A retrospective on our Solaris ZFS-based NFS fileservers (part 2)
In yesterday's entry I talked about the parts of our Solaris ZFS fileserver environment that worked nicely over the six years we've run them. Today is for the other side, the things about Solaris that didn't go so well. You may have noticed that yesterday I was careful to talk specifically about the basics of ZFS working well. That is because pretty much all of the extra frills we tried failed or outright blew up in our faces.
The largest single thing that didn't work out anywhere near as we
planned and wanted is failover. There are contributing factors
beyond ZFS (see this for a
full overview) but what basically killed even careful manual failover
is the problem of very slow
The saving grace of the situation is that we've only really needed
failover a relatively small number of times because the fileservers
have been generally quite reliable. The downside of losing failover
is that the other name for failover is 'easy and rapid migration
of NFS service' and there have been any number of situations where
we could have used that. For example, we recently rebooted all of
the fileservers because they'd been up over 650 days and we had
some signs they might have latent problems. With fast, good 'failover'
we could have done this effectively live without much user-visible
impact (shift all NFS fileservice away from a particular machine,
reboot it, shift its NFS fileservice back, repeat). Without that
failover? A formal downtime.
The largest advertised ZFS feature that just didn't work was ZFS's
support for spare devices. We wound up feeling
that this was completely useless and built our own spares system (part 2, part 3). We also had problems with, for example,
zpool status hanging in problem situations
or just not being honest with us about the truth of the situation.

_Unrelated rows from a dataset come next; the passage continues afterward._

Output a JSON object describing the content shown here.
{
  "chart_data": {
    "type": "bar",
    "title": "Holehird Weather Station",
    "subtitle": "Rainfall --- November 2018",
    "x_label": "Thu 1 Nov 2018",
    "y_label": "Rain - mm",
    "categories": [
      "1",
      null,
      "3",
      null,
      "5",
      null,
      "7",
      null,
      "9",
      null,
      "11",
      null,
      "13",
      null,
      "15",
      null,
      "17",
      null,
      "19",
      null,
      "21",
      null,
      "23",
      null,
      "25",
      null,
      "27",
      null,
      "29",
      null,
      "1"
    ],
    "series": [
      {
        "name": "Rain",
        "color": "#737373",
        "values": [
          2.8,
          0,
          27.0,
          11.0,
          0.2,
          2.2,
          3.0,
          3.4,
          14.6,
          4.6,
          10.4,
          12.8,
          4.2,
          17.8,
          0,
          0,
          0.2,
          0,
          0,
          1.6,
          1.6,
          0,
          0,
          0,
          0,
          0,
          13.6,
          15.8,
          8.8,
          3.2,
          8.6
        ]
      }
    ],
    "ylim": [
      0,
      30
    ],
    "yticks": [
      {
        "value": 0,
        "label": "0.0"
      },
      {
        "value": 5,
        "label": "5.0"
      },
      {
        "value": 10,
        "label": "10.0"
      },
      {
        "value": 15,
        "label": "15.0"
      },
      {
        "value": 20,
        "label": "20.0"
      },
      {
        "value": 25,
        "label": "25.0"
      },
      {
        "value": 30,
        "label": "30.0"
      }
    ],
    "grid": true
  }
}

It turned out to be a significant issue in practice that ZFS has no API, ie no way for outside systems to reliably extract state information from it (a situation that continues to this day). Because we needed this information we were forced to develop ad-hoc and non-portable tools to extract by force from Solaris and this in turn caused further problems. One significant reason we never upgraded past Solaris 10 update 8, despite the existence of fixes we were interested in, was that upgrading would have required updating and re-validating all of these tools.
(These tools are also a large part of why we wouldn't take Solaris 11 even if Oracle offered it to us for free. We need these tools and these tools require source code access so we can reverse engineer this information.)

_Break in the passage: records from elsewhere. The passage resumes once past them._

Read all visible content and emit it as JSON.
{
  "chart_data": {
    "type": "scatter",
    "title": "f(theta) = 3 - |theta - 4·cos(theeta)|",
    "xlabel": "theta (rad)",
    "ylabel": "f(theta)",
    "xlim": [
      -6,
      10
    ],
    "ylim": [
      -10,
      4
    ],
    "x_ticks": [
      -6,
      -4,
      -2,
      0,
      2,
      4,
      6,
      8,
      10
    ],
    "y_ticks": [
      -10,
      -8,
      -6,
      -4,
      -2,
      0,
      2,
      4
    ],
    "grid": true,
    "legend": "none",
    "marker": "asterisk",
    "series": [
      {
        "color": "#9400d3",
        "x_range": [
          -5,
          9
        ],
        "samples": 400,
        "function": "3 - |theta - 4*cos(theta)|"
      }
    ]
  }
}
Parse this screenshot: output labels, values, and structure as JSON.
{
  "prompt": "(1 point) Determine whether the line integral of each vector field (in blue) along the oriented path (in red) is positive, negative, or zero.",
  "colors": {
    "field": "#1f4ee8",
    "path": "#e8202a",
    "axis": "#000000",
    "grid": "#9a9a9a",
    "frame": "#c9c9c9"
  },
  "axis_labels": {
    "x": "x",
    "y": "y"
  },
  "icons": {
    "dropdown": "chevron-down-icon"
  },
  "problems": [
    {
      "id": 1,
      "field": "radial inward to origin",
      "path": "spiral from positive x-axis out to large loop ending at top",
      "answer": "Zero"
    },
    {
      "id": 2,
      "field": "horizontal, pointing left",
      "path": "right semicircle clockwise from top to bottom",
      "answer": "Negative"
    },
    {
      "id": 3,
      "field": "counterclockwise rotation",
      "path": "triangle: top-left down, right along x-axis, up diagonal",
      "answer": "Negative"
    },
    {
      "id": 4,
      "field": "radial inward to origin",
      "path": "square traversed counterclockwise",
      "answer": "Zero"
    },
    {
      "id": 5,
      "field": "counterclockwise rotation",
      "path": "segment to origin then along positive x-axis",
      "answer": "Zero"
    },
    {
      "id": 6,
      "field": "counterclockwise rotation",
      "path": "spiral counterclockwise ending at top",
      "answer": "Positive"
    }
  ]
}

Overall our Solaris experiences has left me feeling that we were quite far from the (ZFS) usage cases that the Solaris developers expected. A lot of things didn't seem prepared to cope with, for example, how many 'disks' we have. Nothing actually broke significantly (at least once we stopped applying Solaris patches) but the entire environment felt fragile, like a too-tall building swaying as the wind builds up. We also became increasingly dubious about the quality of implementation of the changes that Sun (and then Oracle) was making to Solaris, adding another reason to stop applying patches and to never upgrade past Solaris 10U8.
(Allow me to translate that: Solaris OS developers routinely wrote and released patches and changes with terrible code that broke things for us and didn't work as officially documented. The Sun and Oracle reaction to this was a giant silent shrug.)

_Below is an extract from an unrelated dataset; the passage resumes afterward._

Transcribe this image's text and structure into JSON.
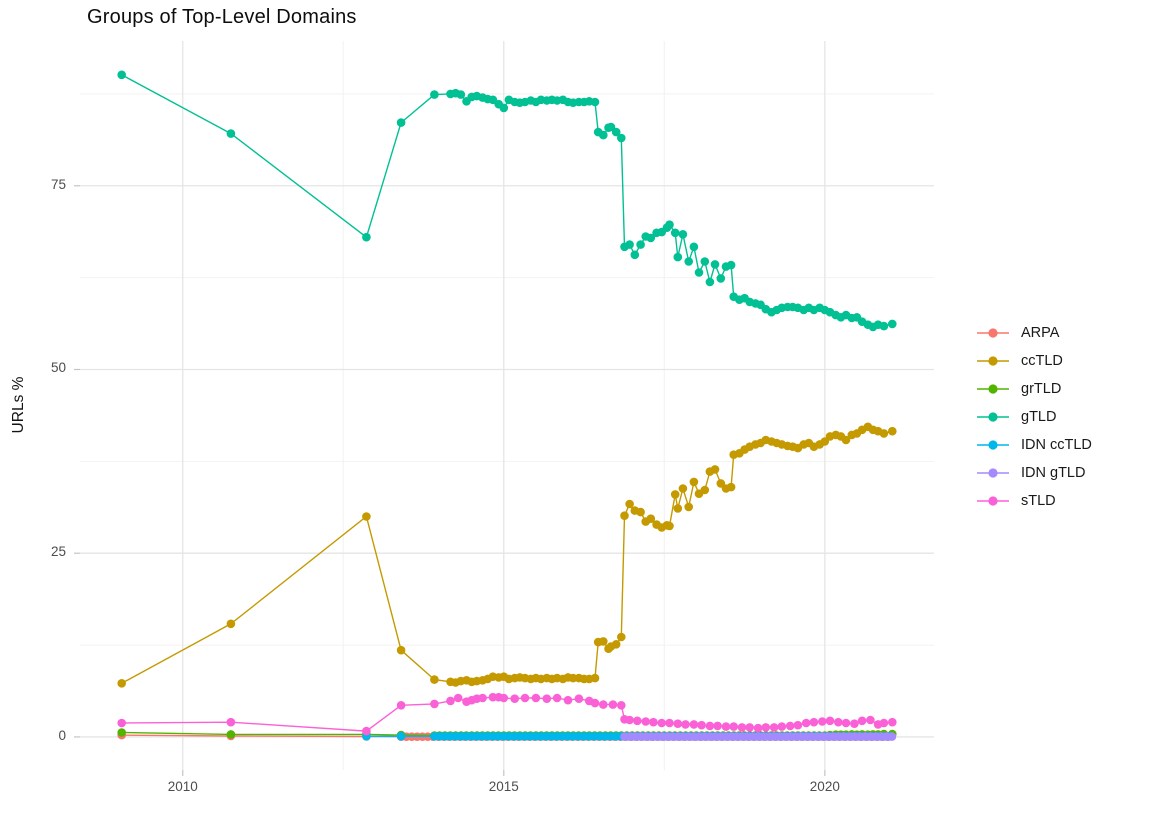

While we got away with our 'no patches, no updates, no changes' policy I'm aware that we were lucky; we simply never hit any of the known S10U8 bugs. I didn't (and don't) like running systems that I feel I can't update because things are sure to break and we definitely wound up doing that with our Solaris machines. I count that as something that did not go well.
In general, over time I've become increasingly uncomfortable about our default 'no updates on black box appliance style machines' policy, which we've followed on both the Solaris fileservers and the iSCSI backends. I kind of count it as an implicit failure in our current fileserver environment. For the next generation of fileservers and backends I'd really like to figure out a way to apply as many updates as possible in a safe way (I have some ideas but I'll save them for another entry).
None of these things that didn't work so well have been fatal or even painful in day to day usage. Some of them, such as the ZFS spares situation, have forced us to do things that improved the overall environment; having our own spares system has turned out to be a big win because it can be more intelligent and more aggressive than any general ZFS solution could be.